Volkhov Business Incubator Hatches Entrepreneurs

by Grace Kennan Warnecke Fall 1996

Volkhov, population 50,000, is a typical Russian industrial town, famous for being the site of the first hydroelectric station in the USSR and the first aluminum plant. Its main businesses today are a large aluminum plant and railroad switching yards. This could change, however, if the entrepreneurs at the Volkhov International Business Incubator and Training Center capitalize on new opportunities to do business in Russia.

The idea for an incubator sprang from a meeting between Volkhov's female mayor, Nonna Mikhailovna Volchkova and Alexandra Chalif, president of the Alliance of Russian and American Women (ARAW). In operation for less than a year, it is the first business incubator designed for women-led businesses and the only one to operate in a small provincial city.

An incubator, usually a building offering space, office services, equipment, business education and individual consultations to new businesses, is a very efficient form of starting new businesses. In its supportive environment, a far higher percentage of new businesses succeed than those starting out on their own. The term incubator is used because successful businesses "hatch" and move out of the incubator making room for new tenants.

After an extensive feasibility study on the business climate of Volkhov, ARAW in cooperation with SUNY/Albany competed for and received one of the four incubator grants awarded by USAID in early 1995.

Rachel Freeman, a University of Michigan MBA with extensive Russian experience, bounced into Volkhov as General Manager with an incredible capacity for hard work, her roller blades and a new puppy, Sunder. We attracted a terrific Russian staff, one of whom, Valery Vandershaf, had spent two weeks observing a technology incubator in Texas.

By January 1996 our first three tenants were approved and moved in-a bakery, a print shop and a cafe. The life-affirming smell of fresh bread now permeates the incubator. A mushroom-growing operation, a car alarm installer, a hair dresser, a knit wear/tailor shop and a teenage employment agency are pending.

We now teach a full cycle of business courses-from "Moi Biznes" [My Business] for the neophytes, to business plan writing, financial management, marketing, advertising and public relations, women's empowerment, English and computer skills.

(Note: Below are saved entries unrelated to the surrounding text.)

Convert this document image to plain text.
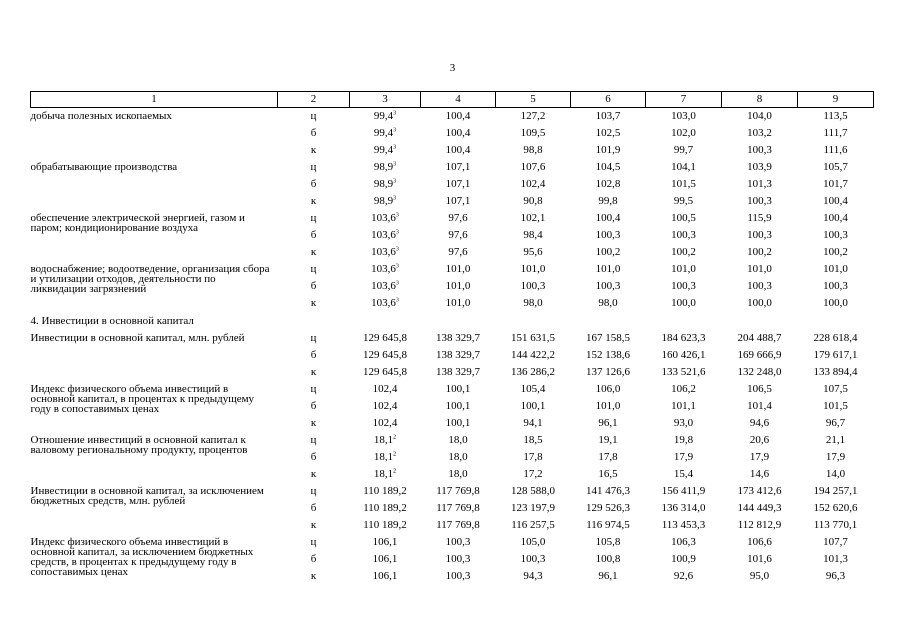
3
1	2	3	4	5	6	7	8	9
добыча полезных ископаемых	ц	99,4$^3$	100,4	127,2	103,7	103,0	104,0	113,5
	б	99,4$^3$	100,4	109,5	102,5	102,0	103,2	111,7
	к	99,4$^3$	100,4	98,8	101,9	99,7	100,3	111,6
обрабатывающие производства	ц	98,9$^3$	107,1	107,6	104,5	104,1	103,9	105,7
	б	98,9$^3$	107,1	102,4	102,8	101,5	101,3	101,7
	к	98,9$^3$	107,1	90,8	99,8	99,5	100,3	100,4
обеспечение электрической энергией, газом и паром; кондиционирование воздуха	ц	103,6$^3$	97,6	102,1	100,4	100,5	115,9	100,4
	б	103,6$^3$	97,6	98,4	100,3	100,3	100,3	100,3
	к	103,6$^3$	97,6	95,6	100,2	100,2	100,2	100,2
водоснабжение; водоотведение, организация сбора и утилизации отходов, деятельности по ликвидации загрязнений	ц	103,6$^3$	101,0	101,0	101,0	101,0	101,0	101,0
	б	103,6$^3$	101,0	100,3	100,3	100,3	100,3	100,3
	к	103,6$^3$	101,0	98,0	98,0	100,0	100,0	100,0
4. Инвестиции в основной капитал								
Инвестиции в основной капитал, млн. рублей	ц	129 645,8	138 329,7	151 631,5	167 158,5	184 623,3	204 488,7	228 618,4
	б	129 645,8	138 329,7	144 422,2	152 138,6	160 426,1	169 666,9	179 617,1
	к	129 645,8	138 329,7	136 286,2	137 126,6	133 521,6	132 248,0	133 894,4
Индекс физического объема инвестиций в основной капитал, в процентах к предыдущему году в сопоставимых ценах	ц	102,4	100,1	105,4	106,0	106,2	106,5	107,5
	б	102,4	100,1	100,1	101,0	101,1	101,4	101,5
	к	102,4	100,1	94,1	96,1	93,0	94,6	96,7
Отношение инвестиций в основной капитал к валовому региональному продукту, процентов	ц	18,1$^2$	18,0	18,5	19,1	19,8	20,6	21,1
	б	18,1$^2$	18,0	17,8	17,8	17,9	17,9	17,9
	к	18,1$^2$	18,0	17,2	16,5	15,4	14,6	14,0
Инвестиции в основной капитал, за исключением бюджетных средств, млн. рублей	ц	110 189,2	117 769,8	128 588,0	141 476,3	156 411,9	173 412,6	194 257,1
	б	110 189,2	117 769,8	123 197,9	129 526,3	136 314,0	144 449,3	152 620,6
	к	110 189,2	117 769,8	116 257,5	116 974,5	113 453,3	112 812,9	113 770,1
Индекс физического объема инвестиций в основной капитал, за исключением бюджетных средств, в процентах к предыдущему году в сопоставимых ценах	ц	106,1	100,3	105,0	105,8	106,3	106,6	107,7
	б	106,1	100,3	100,3	100,8	100,9	101,6	101,3
	к	106,1	100,3	94,3	96,1	92,6	95,0	96,3
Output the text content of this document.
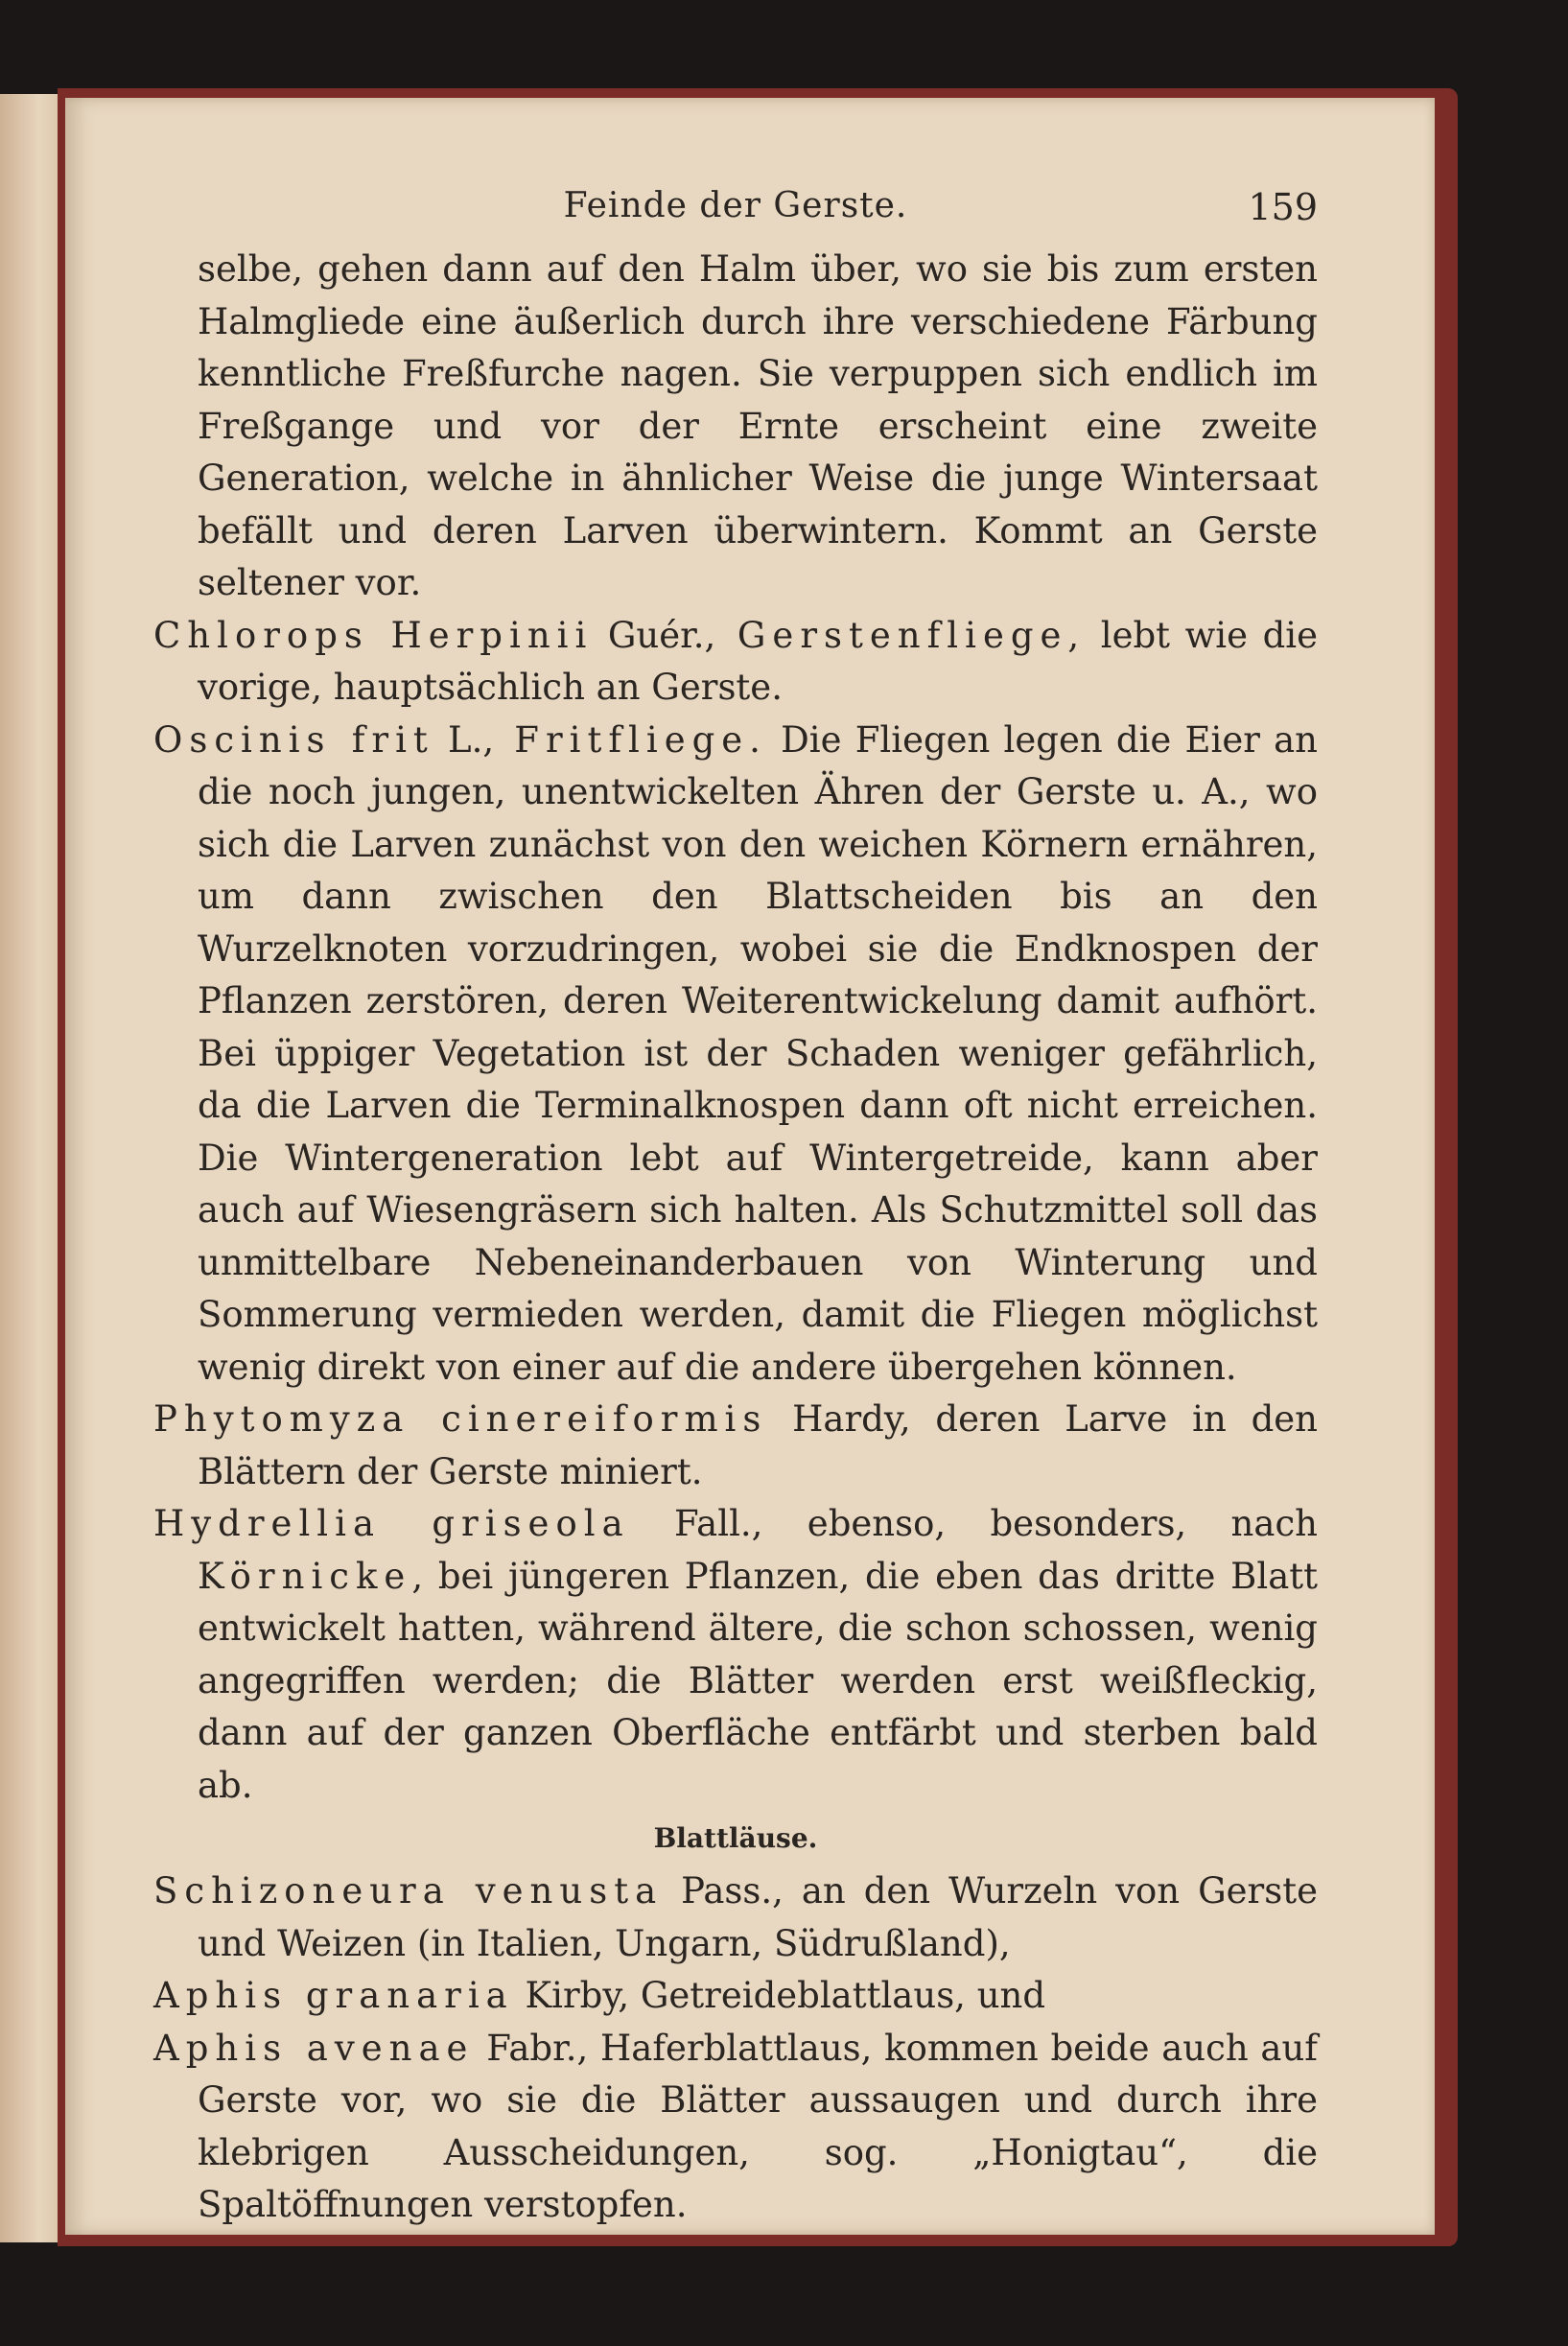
Feinde der Gerste.	159

selbe, gehen dann auf den Halm über, wo sie bis zum ersten Halmgliede eine äußerlich durch ihre verschiedene Färbung kenntliche Freßfurche nagen. Sie verpuppen sich endlich im Freßgange und vor der Ernte erscheint eine zweite Generation, welche in ähnlicher Weise die junge Wintersaat befällt und deren Larven überwintern. Kommt an Gerste seltener vor.

Chlorops Herpinii Guér., Gerstenfliege, lebt wie die vorige, hauptsächlich an Gerste.

Oscinis frit L., Fritfliege. Die Fliegen legen die Eier an die noch jungen, unentwickelten Ähren der Gerste u. A., wo sich die Larven zunächst von den weichen Körnern ernähren, um dann zwischen den Blattscheiden bis an den Wurzelknoten vorzudringen, wobei sie die Endknospen der Pflanzen zerstören, deren Weiterentwickelung damit aufhört. Bei üppiger Vegetation ist der Schaden weniger gefährlich, da die Larven die Terminalknospen dann oft nicht erreichen. Die Wintergeneration lebt auf Wintergetreide, kann aber auch auf Wiesengräsern sich halten. Als Schutzmittel soll das unmittelbare Nebeneinanderbauen von Winterung und Sommerung vermieden werden, damit die Fliegen möglichst wenig direkt von einer auf die andere übergehen können.

Phytomyza cinereiformis Hardy, deren Larve in den Blättern der Gerste miniert.

Hydrellia griseola Fall., ebenso, besonders, nach Körnicke, bei jüngeren Pflanzen, die eben das dritte Blatt entwickelt hatten, während ältere, die schon schossen, wenig angegriffen werden; die Blätter werden erst weißfleckig, dann auf der ganzen Oberfläche entfärbt und sterben bald ab.

Blattläuse.

Schizoneura venusta Pass., an den Wurzeln von Gerste und Weizen (in Italien, Ungarn, Südrußland),

Aphis granaria Kirby, Getreideblattlaus, und

Aphis avenae Fabr., Haferblattlaus, kommen beide auch auf Gerste vor, wo sie die Blätter aussaugen und durch ihre klebrigen Ausscheidungen, sog. „Honigtau“, die Spaltöffnungen verstopfen.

The need for women's empowerment became apparent when we noticed that although 70 percent of those who take our courses are women, women comprise only about 30 percent of those who actually propose to lease space. Thus, to encourage more women, we held a special six-week course from which three proposed tenants have emerged.

The incubator also received a special grant from the Eurasia Foundation to bring in one of the leaders of the incubator movement, June Lavelle and her Polish partner, Krzysztof Zasiadly. They spent a week giving a special training on incubator management, which was also attended by staff from incubators in St. Petersburg and Nizhni Novgorod. The participants realized that they are working in an economic movement that is growing and receiving world-wide recognition. Another positive outcome of this training is that representatives from several Russian incubators are meeting to organize an incubator association in Russia, so that they will be able to support each other after all the foreign assistance has gone.

After six months of hammering out a credit program with a local bank, the Volkhov Incubator is now operational. We made our first loans in July. Every day brings new challenges, some triumphs and occasional disappointments. Final results will only be apparent several years down the road, but already the incubator has sped the growth of small businesses by offering a protected environment, individual consultations and constant exposure to other small businesses at similar stages of development. The concept is ideally suited to new women entrepreneurs at this transitional stage of Russia's economic development.

Grace Kennan Warnecke is the executive vice president of the Alliance of Russian and American Women, and the president of Sovus Business Consultants.